The CPU cores are ARM Cortex-A78C-eight pieces should be in there. The clock rates of the CPU are almost the only detail about which it can still be speculated. Digital Foundry assumes the following values:
- 998 MHzim Docked-Modus
- 1.101 MHzIn handheld mode
The SOC continues to focus on a graphics unit from the ampere generation, which with 12 compute units of 128 shader units each comes to a total of 1,536 cuda cores. Here, too, only the clock rates can be speculated:
- ~1.000 MHzim Docked-Modus
- 561 MHzIn handheld mode
In principle, the Nintendo Switch 2 should roughly reach the performance of an RTX 3050 with these specifications and to computing up to 3.1 TFlops. Compared to the predecessor, the data sheet of the SoCs is now as follows:
Nintendo Switch (2019) | Nintendo Switch 2 | |
---|---|---|
System on a Chip | NVIDIA Tegra T210 ("isolated") | Nvidia Tegra T239 ("Odin") |
CPU specifications | 4x ARM Cortex-A57 4x ARM Cortex-A53 (deactivated) | 8x ARM Cortex-A78C |
CPU acts | 1,02 GHz | 998 MHz Docked 1.101 MHz Handheld |
GPU specifications | Maxwell GM21B 16 Nm TSMC production 2 Compute Units 256 Cuda core | Ampere 8 nm production 12 Compute Units 1,536 cuda core |
GPU acts | Mobil: 307 MHz Docked: 768 MHz | Mobil: 561 MHz Docked: ~1 GHz |
To what extent the theoretically clear upgrade will also be expressed in games is not yet finally determined by independent benchmarks. The digital foundry, however, is positive about the potential of Switch 2, which is also due to the conceivable DLSS capacities.

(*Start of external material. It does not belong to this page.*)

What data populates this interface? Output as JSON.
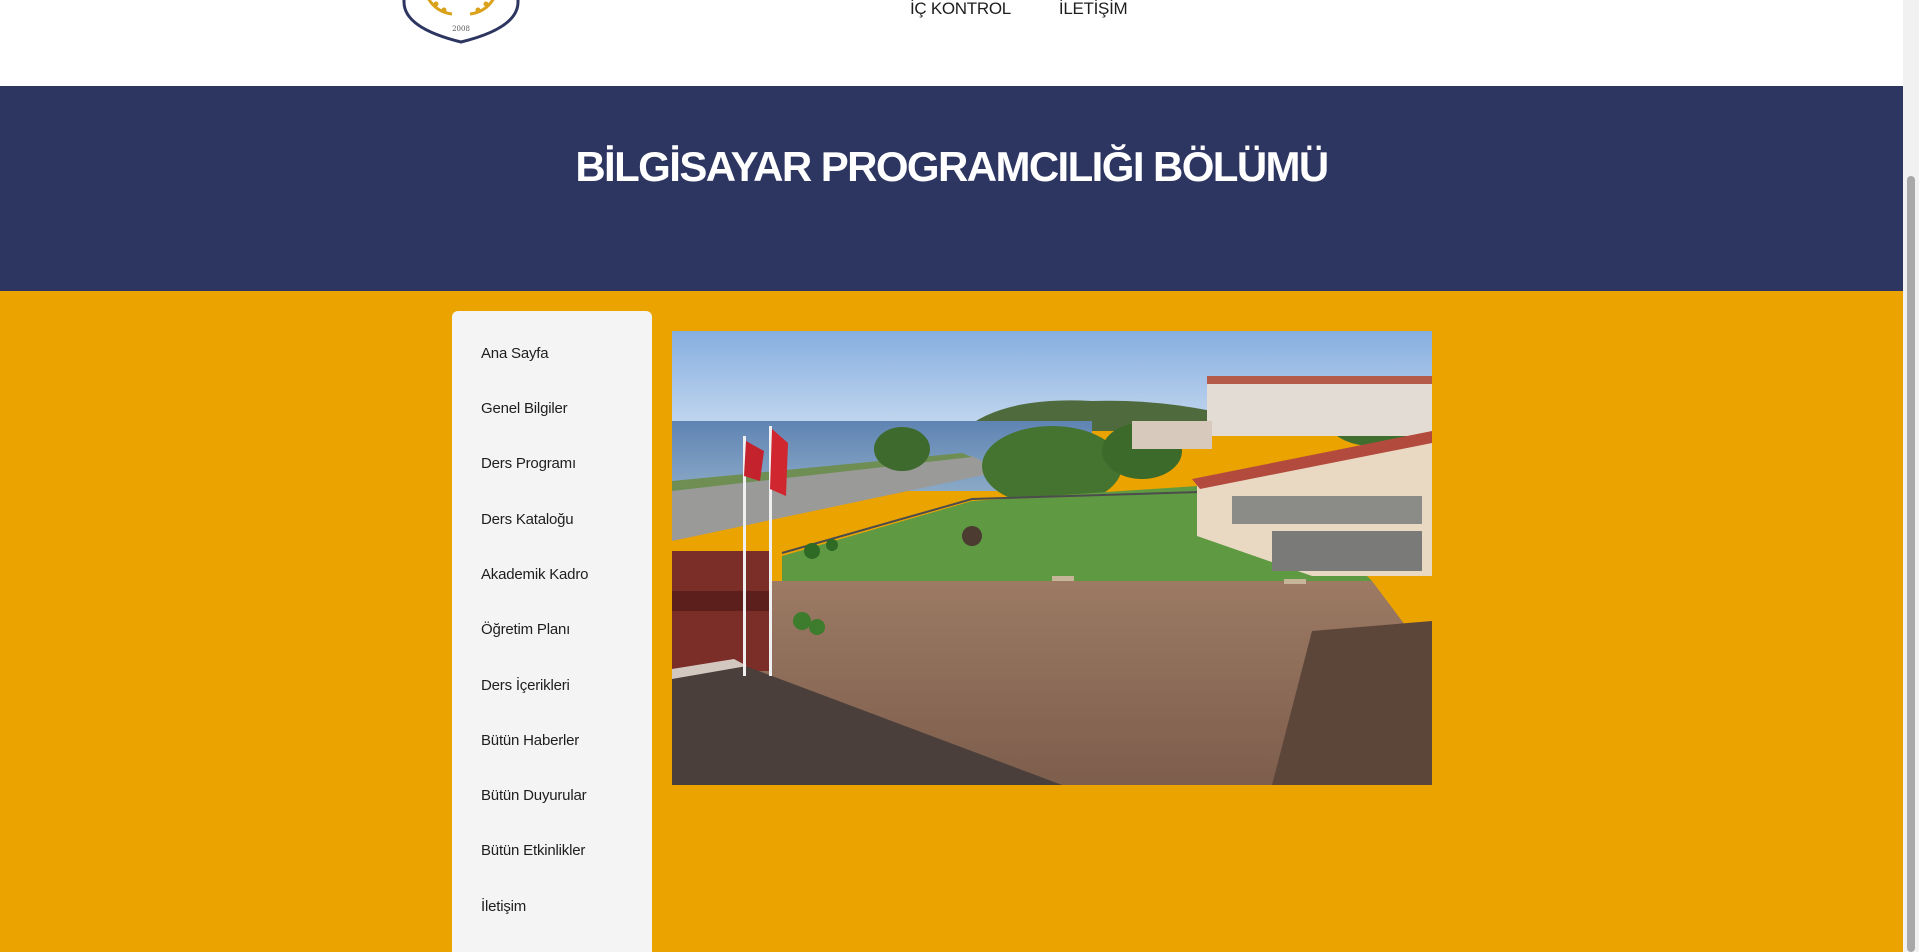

- Because as a GPU based on Ampere, Switch 2 also has the necessary tensor core to be able to perform the AI-based upcaling. In theory, even DLSS 4 is possible, as not least the desktop GPUs from Ampere prove.
- However, the sticking point is whether the use of DLSS is worthwhile or that the upscaling is not "too expensive" for the Switch-2 GPU with regard to computing power.